DEUX PORTRAITS DE JOE KRAPOV, LE DEUXIÈME ÉTANT UN AUTOPORTRAIT
Flûte ! C'est encore cet idiot de Joe Krapov qui monte sur la scène ! Et moi qui ai été directeur pendant plus de vingt ans ici je suis condamné à l'anonymat et au silence de la salle plongée dans le noir.
Mais comment il fait, ce type ? Il n'a jamais joué le jeu des institutions. Il n'a pas passé les concours pour monter en grade. Il n'a postulé pour rien. Le non-ambitieux total. Le gars qui est là sans y être tout en y étant.
Bon, c'est vrai. Il bossait. Régulièrement, sérieusement, correctement, ponctuellement.
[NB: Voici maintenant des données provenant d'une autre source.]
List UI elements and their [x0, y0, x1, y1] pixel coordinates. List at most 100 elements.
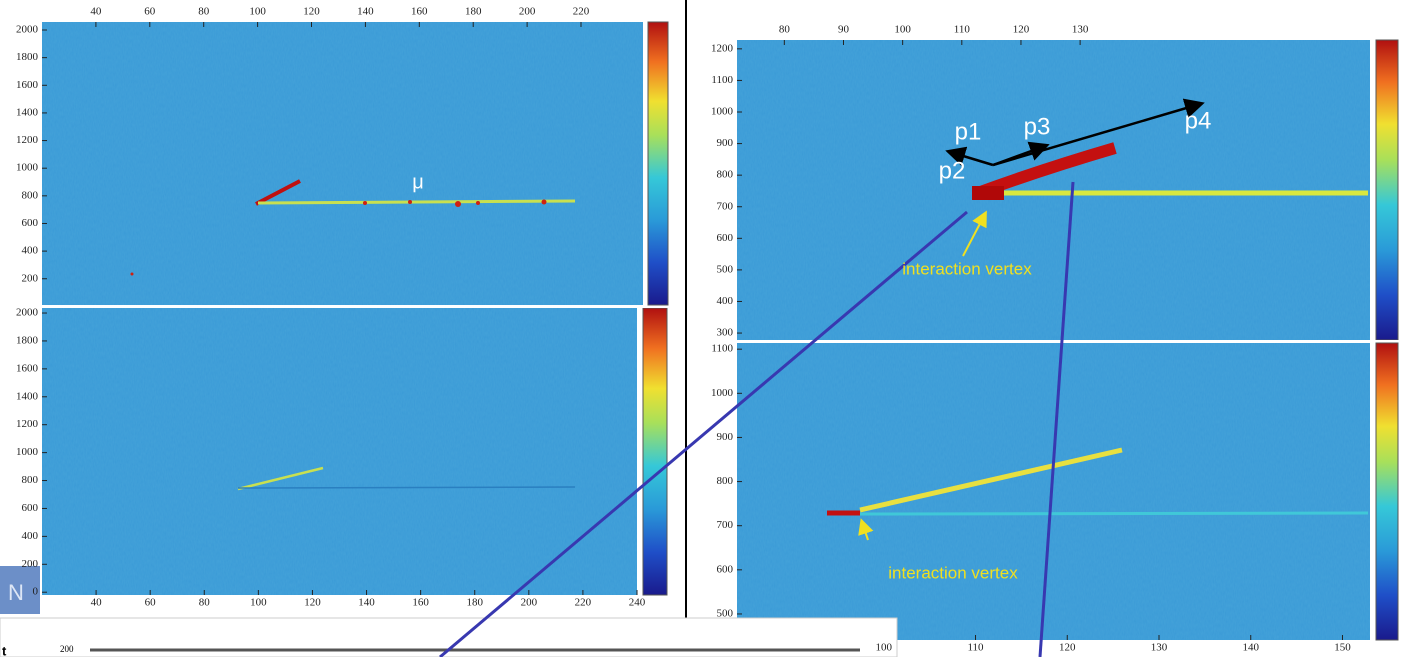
y-tick-label: 600: [717, 232, 734, 244]
connector: [439, 210, 968, 657]
y-tick-label: 800: [22, 474, 39, 486]
x-tick-label: 140: [358, 597, 375, 609]
x-tick-label: 110: [954, 24, 971, 36]
y-tick-label: 1000: [711, 387, 734, 399]
y-tick-label: 1200: [16, 418, 39, 430]
x-tick-label: 180: [466, 597, 483, 609]
logo: [0, 566, 40, 614]
x-tick-label: 140: [357, 6, 374, 18]
y-tick-label: 800: [22, 189, 39, 201]
x-tick-label: 200: [519, 6, 536, 18]
y-tick-label: 1800: [16, 334, 39, 346]
x-tick-label: 90: [838, 24, 850, 36]
labels: 40 60 80 100 120 140 160 180 200 2202004006008001…: [16, 6, 1351, 654]
y-tick-label: 1800: [16, 51, 39, 63]
heatmap-noise: [737, 343, 1370, 640]
y-tick-label: 1000: [16, 446, 39, 458]
arrow: [992, 98, 1205, 167]
y-tick-label: 200: [22, 558, 39, 570]
hits: [130, 199, 547, 276]
x-tick-label: 40: [90, 6, 102, 18]
heatmap-noise: [42, 22, 643, 305]
y-tick-label: 700: [717, 519, 734, 531]
y-tick-label: 600: [717, 563, 734, 575]
x-tick-label: 130: [1151, 642, 1168, 654]
y-tick-label: 1200: [16, 134, 39, 146]
logo-text: N: [8, 580, 24, 605]
track: [255, 179, 301, 206]
y-tick-label: 300: [717, 327, 734, 339]
x-tick-label: 200: [521, 597, 538, 609]
y-tick-label: 400: [22, 245, 39, 257]
annotation: interaction vertex: [902, 259, 1032, 278]
y-tick-label: 600: [22, 502, 39, 514]
arrow: [858, 518, 874, 541]
x-tick-label: 160: [412, 597, 429, 609]
track: [237, 466, 324, 491]
track: [257, 199, 576, 205]
x-tick-label: 220: [575, 597, 592, 609]
connector: [1038, 181, 1075, 657]
x-tick-label: 220: [573, 6, 590, 18]
y-tick-label: 500: [717, 607, 734, 619]
x-tick-label: 140: [1242, 642, 1259, 654]
overlay-label: 200: [60, 644, 74, 654]
y-tick-label: 1100: [711, 74, 733, 86]
x-tick-label: 110: [967, 642, 984, 654]
y-tick-label: 1100: [711, 343, 733, 355]
y-tick-label: 400: [22, 530, 39, 542]
y-tick-label: 600: [22, 217, 39, 229]
x-tick-label: 120: [303, 6, 320, 18]
y-tick-label: 1000: [711, 106, 734, 118]
annotation: p3: [1024, 113, 1051, 140]
y-tick-label: 900: [717, 137, 734, 149]
x-tick-label: 120: [304, 597, 321, 609]
x-tick-label: 150: [1334, 642, 1351, 654]
y-tick-label: 1400: [16, 390, 39, 402]
x-tick-label: 180: [465, 6, 482, 18]
x-tick-label: 80: [199, 597, 211, 609]
y-tick-label: 2000: [16, 307, 39, 319]
y-tick-label: 2000: [16, 24, 39, 36]
x-tick-label: 130: [1072, 24, 1089, 36]
x-tick-label: 80: [198, 6, 210, 18]
annotation: μ: [412, 171, 424, 193]
y-tick-label: 1400: [16, 106, 39, 118]
track: [859, 511, 1369, 516]
x-tick-label: 100: [894, 24, 911, 36]
x-tick-label: 60: [144, 6, 156, 18]
y-tick-label: 900: [717, 431, 734, 443]
y-tick-label: 500: [717, 263, 734, 275]
y-tick-label: 700: [717, 200, 734, 212]
y-tick-label: 1000: [16, 162, 39, 174]
x-tick-label: 120: [1013, 24, 1030, 36]
colorbar: [1375, 342, 1399, 641]
colorbar: [642, 307, 668, 596]
y-tick-label: 800: [717, 169, 734, 181]
panels: [0, 21, 1400, 641]
y-tick-label: 1600: [16, 79, 39, 91]
y-tick-label: 0: [33, 586, 39, 598]
colorbar: [647, 21, 669, 306]
annotation: p2: [939, 157, 966, 184]
y-tick-label: 800: [717, 475, 734, 487]
y-tick-label: 1600: [16, 362, 39, 374]
y-tick-label: 1200: [711, 42, 734, 54]
colorbar: [1375, 39, 1399, 341]
x-tick-label: 100: [876, 642, 893, 654]
x-tick-label: 100: [250, 597, 267, 609]
x-tick-label: 40: [91, 597, 103, 609]
annotation: p4: [1185, 107, 1212, 134]
tracks: [130, 98, 1369, 541]
arrow: [945, 146, 994, 167]
vertex-blob: [972, 186, 1004, 200]
track: [237, 486, 576, 489]
annotation: p1: [955, 118, 982, 145]
x-tick-label: 100: [249, 6, 266, 18]
track: [859, 447, 1123, 513]
arrow: [962, 210, 987, 257]
x-tick-label: 80: [779, 24, 791, 36]
y-tick-label: 200: [22, 272, 39, 284]
x-tick-label: 120: [1059, 642, 1076, 654]
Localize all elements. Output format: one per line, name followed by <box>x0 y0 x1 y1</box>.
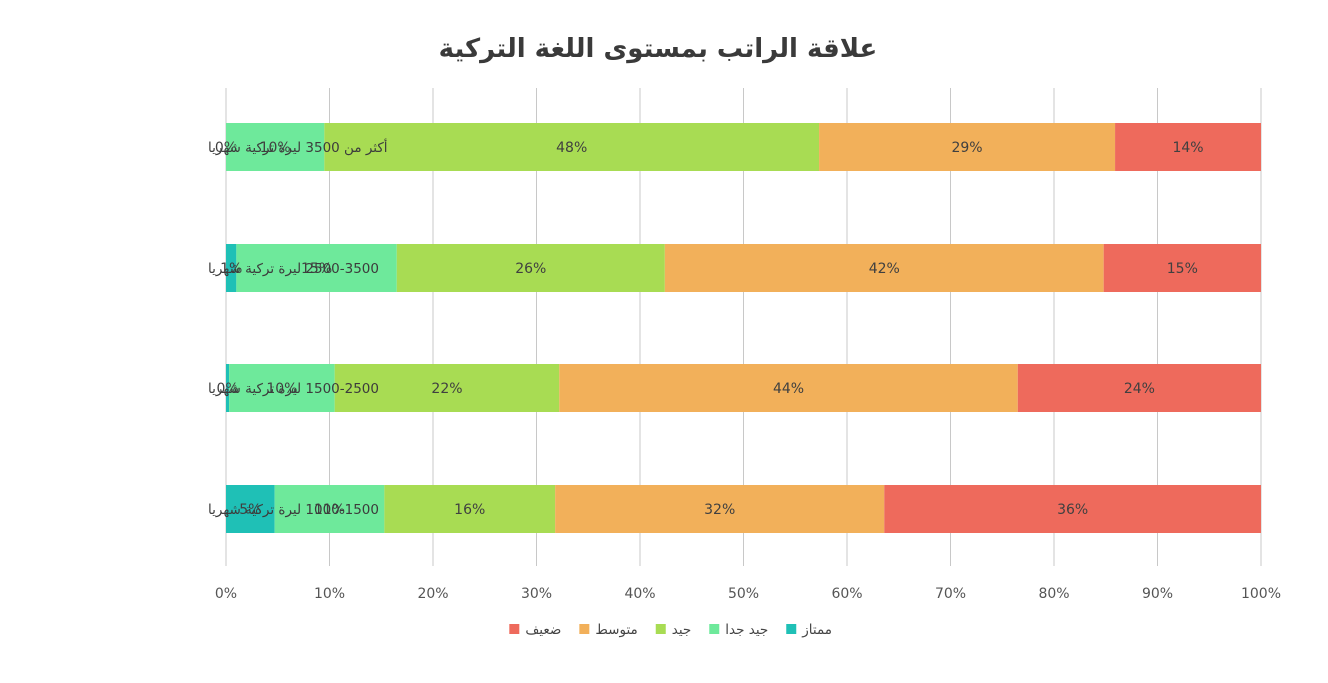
data-label: 10% <box>260 140 291 156</box>
x-tick-label: 20% <box>417 586 448 602</box>
data-label: 48% <box>556 140 587 156</box>
category-label: 1500-2500 ليرة تركية شهريا <box>208 381 379 397</box>
legend-swatch <box>509 624 520 634</box>
x-tick-label: 100% <box>1241 586 1281 602</box>
legend-label: متوسط <box>595 622 637 638</box>
bar-segment <box>324 123 820 171</box>
data-label: 10% <box>266 381 297 397</box>
legend-label: جيد <box>672 622 692 638</box>
bar-segment <box>226 364 230 412</box>
bar-segment <box>274 485 385 533</box>
category-label: 1000-1500 ليرة تركية شهريا <box>208 502 379 518</box>
legend-label: جيد جدا <box>725 622 768 638</box>
bar-segment <box>559 364 1018 412</box>
bar-segment <box>226 485 275 533</box>
legend-item: ممتاز <box>786 622 832 638</box>
bar-segment <box>555 485 885 533</box>
data-label: 24% <box>1124 381 1155 397</box>
bar-segment <box>334 364 560 412</box>
bar-segment <box>819 123 1116 171</box>
bar-segment <box>396 244 665 292</box>
data-label: 42% <box>869 261 900 277</box>
x-axis: 0% 10% 20% 30% 40% 50% 60% 70% 80% 90% 100% <box>215 586 1281 602</box>
data-labels: 0% 10% 48% 29% 14% 1% 15% 26% 42% 15% 0% 10% 22% 44% 2… <box>215 140 1204 518</box>
x-tick-label: 10% <box>314 586 345 602</box>
data-label: 15% <box>301 261 332 277</box>
data-label: 0% <box>215 140 237 156</box>
legend-label: ضعيف <box>525 622 561 638</box>
category-label: أكثر من 3500 ليرة تركية شهريا <box>208 138 388 156</box>
data-label: 11% <box>314 502 345 518</box>
bar-segment <box>236 244 397 292</box>
x-tick-label: 60% <box>831 586 862 602</box>
data-label: 26% <box>515 261 546 277</box>
bar-segment <box>884 485 1261 533</box>
data-label: 1% <box>220 261 242 277</box>
x-tick-label: 30% <box>521 586 552 602</box>
data-label: 16% <box>454 502 485 518</box>
bar-segment <box>1115 123 1261 171</box>
x-tick-label: 70% <box>935 586 966 602</box>
bar-segment <box>1017 364 1261 412</box>
legend-swatch <box>579 624 590 634</box>
chart-title: علاقة الراتب بمستوى اللغة التركية <box>439 34 878 64</box>
x-tick-label: 40% <box>624 586 655 602</box>
bar-segment <box>1103 244 1261 292</box>
x-tick-label: 50% <box>728 586 759 602</box>
bar-segment <box>384 485 556 533</box>
bar-segment <box>226 244 237 292</box>
x-tick-label: 90% <box>1142 586 1173 602</box>
legend-item: متوسط <box>579 622 638 638</box>
x-tick-label: 80% <box>1038 586 1069 602</box>
bar-segment <box>229 364 335 412</box>
data-label: 36% <box>1057 502 1088 518</box>
data-label: 5% <box>239 502 261 518</box>
bar-segment <box>226 123 325 171</box>
legend: ممتاز جيد جدا جيد متوسط ضعيف <box>509 622 832 638</box>
legend-swatch <box>709 624 720 634</box>
bars <box>226 123 1261 533</box>
data-label: 0% <box>216 381 238 397</box>
legend-item: جيد جدا <box>709 622 768 638</box>
legend-swatch <box>655 624 666 634</box>
data-label: 32% <box>704 502 735 518</box>
legend-item: ضعيف <box>509 622 561 638</box>
y-axis-categories: أكثر من 3500 ليرة تركية شهريا 2500-3500 ل… <box>208 138 388 518</box>
category-label: 2500-3500 ليرة تركية شهريا <box>208 261 379 277</box>
x-tick-label: 0% <box>215 586 237 602</box>
data-label: 44% <box>773 381 804 397</box>
legend-item: جيد <box>655 622 692 638</box>
data-label: 22% <box>431 381 462 397</box>
data-label: 14% <box>1172 140 1203 156</box>
data-label: 29% <box>951 140 982 156</box>
legend-swatch <box>786 624 797 634</box>
bar-segment <box>664 244 1104 292</box>
legend-label: ممتاز <box>801 622 832 638</box>
data-label: 15% <box>1167 261 1198 277</box>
Jamais malade, jamais d'incident, toujours disponible, toujours de bonne humeur avec ses collègues. Toujours énervant avec son côté décalé, ses chansons stupides envoyées avec succès à la fin du repas de fin d'année.
Flûte ! Aujourd'hui que nous sommes sortis de la machine productive, renvoyés à l'anonymat au sein d’une association de retraités d'une institution éducative, c'est à lui qu'on octroie quinze minutes de prestation scénique avec sa chorale d’évadés de Guantanamo - la couleur de leurs tee shirts ! Orange !
Amplifiés comme de vrais pros avec des retours sur la scène, trois micros pour les vingt choristes, un pour l'accordéon, un autre pour sa guitare. Mais où a-t-il trouvé le temps pour préparer ses diaporamas ? Maintenant le public peut lire les paroles, admirer les illustrations bien choisies, chanter avec le groupe et apparemment tout est en place, pas de fausses notes, pas de couacs, de mauvais démarrage !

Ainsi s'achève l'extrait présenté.